Smart, rational people with advanced degrees and the most important pedigree known to man — the ability to amass a fortune — wouldn’t be trading the future for the present, would they? Of course not. The evidence is overwhelming. Whenever they speak about the future it’s in glowing terms, tender terms, terms that have only the best interests of their “children and children’s children” at heart. They wouldn’t strip the Earth of its, our, future wealth just so it could be burned up, used up, contribute to atmospheric degradation and the asthmatic, choking, Soylent Green future of their children and children’s children just so they could make more dough today, buy a new SUV, build an addition, maybe one of those oh so trendy outdoor fireplace/big-screen theatres onto their 10,000 square foot house in the country. They wouldn’t be so shortsighted. It doesn’t make any sense.

I mean, if the Age of Peak Oil was really near that would mean only one thing: that oil will only become more valuable in the future. If oil is going to become more valuable in the future, a rational person might decide to leave most of it where it is right now, extract it slowly, just enough to keep your industry going, not growing. That way an oil exec could release it to a starving petromarket sometime in the future when he could really make a killing instead of ramping up production now when it’s relatively cheap and barely even worth starting a war over. Surely the entire Canadian oil industry isn’t populated with shortsighted, take-the-profit-and-damn-the-future kind of smart businessmen, is it? Just doesn’t make any sense. Must be a lie.

Okay, I can understand how you might look at industry’s track record the past couple of decades — centuries — and be a teensy bit skeptical about their ability to think long-term. Sometimes it seems they missed the whole delayed gratification lesson in life. But no one in their right mind could look at the actions of our democratically-elected government and come to the conclusion global warming and climate change is anything but a scam. After all, we get the government we deserve, don’t we?

If climate change was a real threat, wouldn’t our Conservative government demand more of us than simply changing our light bulbs? Of course they would. And wouldn’t they be anxious to actually reduce our, allegedly, greenhouse gas producing emissions rather than just reducing their intensity? You bet. Wouldn’t they introduce a carbon tax to help fund research into alternative energy sources and reduce demand? Not on your life, you dreamer.

And closer to home, since all politics are local, wouldn’t our elected leaders — Leader: n . One who acts as a guiding force. — be, well, leading us toward reducing our consumption of fossil fuels, reducing our solid waste, living a greener life?

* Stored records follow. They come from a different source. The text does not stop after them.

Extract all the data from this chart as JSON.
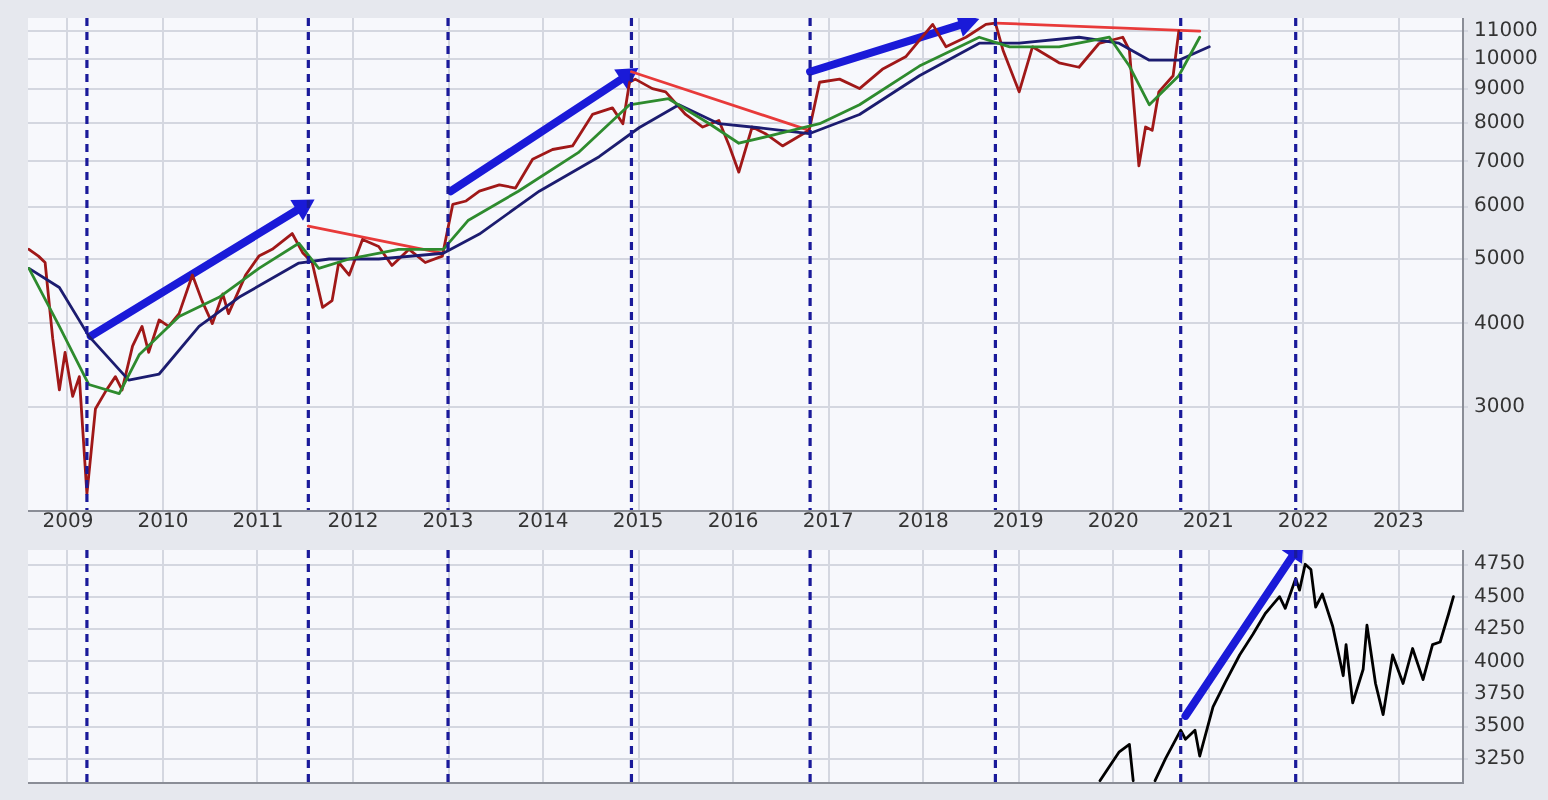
{
  "chart_data": [
    {
      "type": "line",
      "log": "y",
      "grid": true,
      "xlim": [
        2008.58,
        2023.67
      ],
      "xticks": [
        2009,
        2010,
        2011,
        2012,
        2013,
        2014,
        2015,
        2016,
        2017,
        2018,
        2019,
        2020,
        2021,
        2022,
        2023
      ],
      "ylim": [
        2100,
        11500
      ],
      "yticks": [
        3000,
        4000,
        5000,
        6000,
        7000,
        8000,
        9000,
        10000,
        11000
      ],
      "series": [
        {
          "color": "#2e8b2e",
          "x": [
            2008.59,
            2008.91,
            2009.22,
            2009.54,
            2009.75,
            2010.17,
            2010.59,
            2011.01,
            2011.43,
            2011.64,
            2011.96,
            2012.48,
            2012.95,
            2013.21,
            2013.74,
            2014.37,
            2014.91,
            2015.32,
            2015.75,
            2016.06,
            2016.48,
            2016.91,
            2017.33,
            2017.96,
            2018.59,
            2018.91,
            2019.43,
            2019.96,
            2020.17,
            2020.38,
            2020.69,
            2020.91
          ],
          "values": [
            4840,
            3960,
            3240,
            3140,
            3590,
            4100,
            4380,
            4840,
            5280,
            4840,
            5000,
            5170,
            5170,
            5710,
            6320,
            7220,
            8520,
            8700,
            7980,
            7460,
            7710,
            7980,
            8520,
            9740,
            10760,
            10410,
            10410,
            10760,
            9740,
            8520,
            9420,
            10760
          ]
        },
        {
          "color": "#1c1c70",
          "x": [
            2008.59,
            2008.91,
            2009.22,
            2009.64,
            2009.96,
            2010.38,
            2010.8,
            2011.43,
            2011.75,
            2012.27,
            2012.95,
            2013.33,
            2013.96,
            2014.59,
            2015.01,
            2015.43,
            2015.85,
            2016.27,
            2016.8,
            2017.33,
            2017.96,
            2018.59,
            2019.01,
            2019.64,
            2020.06,
            2020.38,
            2020.69,
            2021.01
          ],
          "values": [
            4840,
            4530,
            3830,
            3290,
            3360,
            3960,
            4380,
            4930,
            5000,
            5000,
            5100,
            5450,
            6320,
            7120,
            7870,
            8520,
            7980,
            7870,
            7710,
            8240,
            9420,
            10540,
            10540,
            10760,
            10540,
            9940,
            9940,
            10410
          ]
        },
        {
          "color": "#a01818",
          "x": [
            2008.59,
            2008.69,
            2008.76,
            2008.84,
            2008.91,
            2008.97,
            2009.05,
            2009.12,
            2009.2,
            2009.29,
            2009.4,
            2009.5,
            2009.57,
            2009.68,
            2009.78,
            2009.85,
            2009.96,
            2010.06,
            2010.17,
            2010.31,
            2010.41,
            2010.52,
            2010.63,
            2010.69,
            2010.87,
            2011.01,
            2011.15,
            2011.36,
            2011.47,
            2011.57,
            2011.68,
            2011.78,
            2011.85,
            2011.96,
            2012.1,
            2012.27,
            2012.41,
            2012.59,
            2012.76,
            2012.94,
            2013.05,
            2013.19,
            2013.33,
            2013.54,
            2013.71,
            2013.89,
            2014.1,
            2014.31,
            2014.52,
            2014.73,
            2014.84,
            2014.91,
            2014.97,
            2015.15,
            2015.29,
            2015.5,
            2015.68,
            2015.85,
            2015.96,
            2016.06,
            2016.2,
            2016.34,
            2016.52,
            2016.8,
            2016.91,
            2017.12,
            2017.33,
            2017.57,
            2017.82,
            2018.1,
            2018.24,
            2018.45,
            2018.66,
            2018.76,
            2018.84,
            2019.01,
            2019.15,
            2019.43,
            2019.64,
            2019.85,
            2020.1,
            2020.17,
            2020.27,
            2020.34,
            2020.41,
            2020.48,
            2020.63,
            2020.69
          ],
          "values": [
            5170,
            5050,
            4940,
            3800,
            3180,
            3620,
            3110,
            3330,
            2220,
            2980,
            3170,
            3330,
            3180,
            3700,
            3960,
            3620,
            4050,
            3960,
            4140,
            4730,
            4330,
            4000,
            4430,
            4140,
            4730,
            5050,
            5170,
            5460,
            5110,
            4940,
            4230,
            4330,
            4940,
            4730,
            5350,
            5220,
            4890,
            5170,
            4940,
            5050,
            6040,
            6110,
            6320,
            6460,
            6390,
            7060,
            7300,
            7390,
            8240,
            8430,
            7980,
            9210,
            9310,
            9010,
            8910,
            8240,
            7890,
            8070,
            7390,
            6750,
            7890,
            7710,
            7390,
            7800,
            9210,
            9310,
            9010,
            9630,
            10070,
            11250,
            10410,
            10760,
            11250,
            11300,
            10290,
            8910,
            10410,
            9850,
            9700,
            10530,
            10760,
            10290,
            6900,
            7890,
            7800,
            8910,
            9420,
            10990
          ]
        },
        {
          "color": "#e83a3a",
          "x": [
            2011.53,
            2012.95
          ],
          "values": [
            5600,
            5100
          ]
        },
        {
          "color": "#e83a3a",
          "x": [
            2014.93,
            2016.8
          ],
          "values": [
            9550,
            7800
          ]
        },
        {
          "color": "#e83a3a",
          "x": [
            2018.76,
            2020.91
          ],
          "values": [
            11300,
            10990
          ]
        },
        {
          "color": "#1a1ad8",
          "marker": "triangle",
          "x": [
            2009.24,
            2011.47
          ],
          "values": [
            3830,
            5990
          ]
        },
        {
          "color": "#1a1ad8",
          "marker": "triangle",
          "x": [
            2013.03,
            2014.88
          ],
          "values": [
            6320,
            9420
          ]
        },
        {
          "color": "#1a1ad8",
          "marker": "triangle",
          "x": [
            2016.81,
            2018.45
          ],
          "values": [
            9550,
            11300
          ]
        }
      ],
      "ref_lines": [
        {
          "axis": "x",
          "value": 2009.2,
          "color": "#1a1a9a",
          "line_style": "dashed"
        },
        {
          "axis": "x",
          "value": 2011.53,
          "color": "#1a1a9a",
          "line_style": "dashed"
        },
        {
          "axis": "x",
          "value": 2013.0,
          "color": "#1a1a9a",
          "line_style": "dashed"
        },
        {
          "axis": "x",
          "value": 2014.93,
          "color": "#1a1a9a",
          "line_style": "dashed"
        },
        {
          "axis": "x",
          "value": 2016.81,
          "color": "#1a1a9a",
          "line_style": "dashed"
        },
        {
          "axis": "x",
          "value": 2018.76,
          "color": "#1a1a9a",
          "line_style": "dashed"
        },
        {
          "axis": "x",
          "value": 2020.71,
          "color": "#1a1a9a",
          "line_style": "dashed"
        },
        {
          "axis": "x",
          "value": 2021.92,
          "color": "#1a1a9a",
          "line_style": "dashed"
        }
      ]
    },
    {
      "type": "line",
      "grid": true,
      "tick_labels": "y",
      "xlim": [
        2008.58,
        2023.67
      ],
      "xticks": [
        2009,
        2010,
        2011,
        2012,
        2013,
        2014,
        2015,
        2016,
        2017,
        2018,
        2019,
        2020,
        2021,
        2022,
        2023
      ],
      "ylim": [
        3070,
        4860
      ],
      "yticks": [
        3250,
        3500,
        3750,
        4000,
        4250,
        4500,
        4750
      ],
      "series": [
        {
          "color": "#000000",
          "x": [
            2019.86,
            2020.06,
            2020.17,
            2020.21,
            2020.3,
            2020.44,
            2020.55,
            2020.71,
            2020.76,
            2020.86,
            2020.91,
            2021.05,
            2021.18,
            2021.33,
            2021.47,
            2021.6,
            2021.75,
            2021.81,
            2021.92,
            2021.96,
            2022.02,
            2022.08,
            2022.13,
            2022.2,
            2022.31,
            2022.42,
            2022.45,
            2022.52,
            2022.63,
            2022.67,
            2022.76,
            2022.84,
            2022.94,
            2023.05,
            2023.15,
            2023.26,
            2023.36,
            2023.44,
            2023.53,
            2023.58
          ],
          "values": [
            3080,
            3300,
            3360,
            3080,
            null,
            3080,
            3250,
            3470,
            3400,
            3470,
            3270,
            3650,
            3840,
            4050,
            4210,
            4370,
            4500,
            4410,
            4640,
            4550,
            4750,
            4710,
            4420,
            4520,
            4270,
            3890,
            4130,
            3680,
            3940,
            4280,
            3830,
            3590,
            4050,
            3830,
            4100,
            3860,
            4130,
            4150,
            4370,
            4500
          ]
        },
        {
          "color": "#1a1ad8",
          "marker": "triangle",
          "x": [
            2020.76,
            2021.92
          ],
          "values": [
            3580,
            4850
          ]
        }
      ],
      "ref_lines": [
        {
          "axis": "x",
          "value": 2009.2,
          "color": "#1a1a9a",
          "line_style": "dashed"
        },
        {
          "axis": "x",
          "value": 2011.53,
          "color": "#1a1a9a",
          "line_style": "dashed"
        },
        {
          "axis": "x",
          "value": 2013.0,
          "color": "#1a1a9a",
          "line_style": "dashed"
        },
        {
          "axis": "x",
          "value": 2014.93,
          "color": "#1a1a9a",
          "line_style": "dashed"
        },
        {
          "axis": "x",
          "value": 2016.81,
          "color": "#1a1a9a",
          "line_style": "dashed"
        },
        {
          "axis": "x",
          "value": 2018.76,
          "color": "#1a1a9a",
          "line_style": "dashed"
        },
        {
          "axis": "x",
          "value": 2020.71,
          "color": "#1a1a9a",
          "line_style": "dashed"
        },
        {
          "axis": "x",
          "value": 2021.92,
          "color": "#1a1a9a",
          "line_style": "dashed"
        }
      ]
    }
  ]
}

Oh, I know. We’ve got a Sustainability Plan. We’re planning to be sustainable. But we’re so busy planning to be sustainable we’re actually not doing a very good job of being sustainable. Our major indicators are trending in the wrong direction. Maybe if we were actually engaging in some leadership instead of touting our highly-regarded plan we’d be reining in things like open shop doors all winter long, propane patio heaters — let’s just heat up the whole damn mountains for the sake of selling a few more beers, eh? — high-ambience, propane fireplaces and all those cool young dudes lined up to buy gas for their backcountry jaunts… for example.

Screw it; I’ve got lightbulbs to change.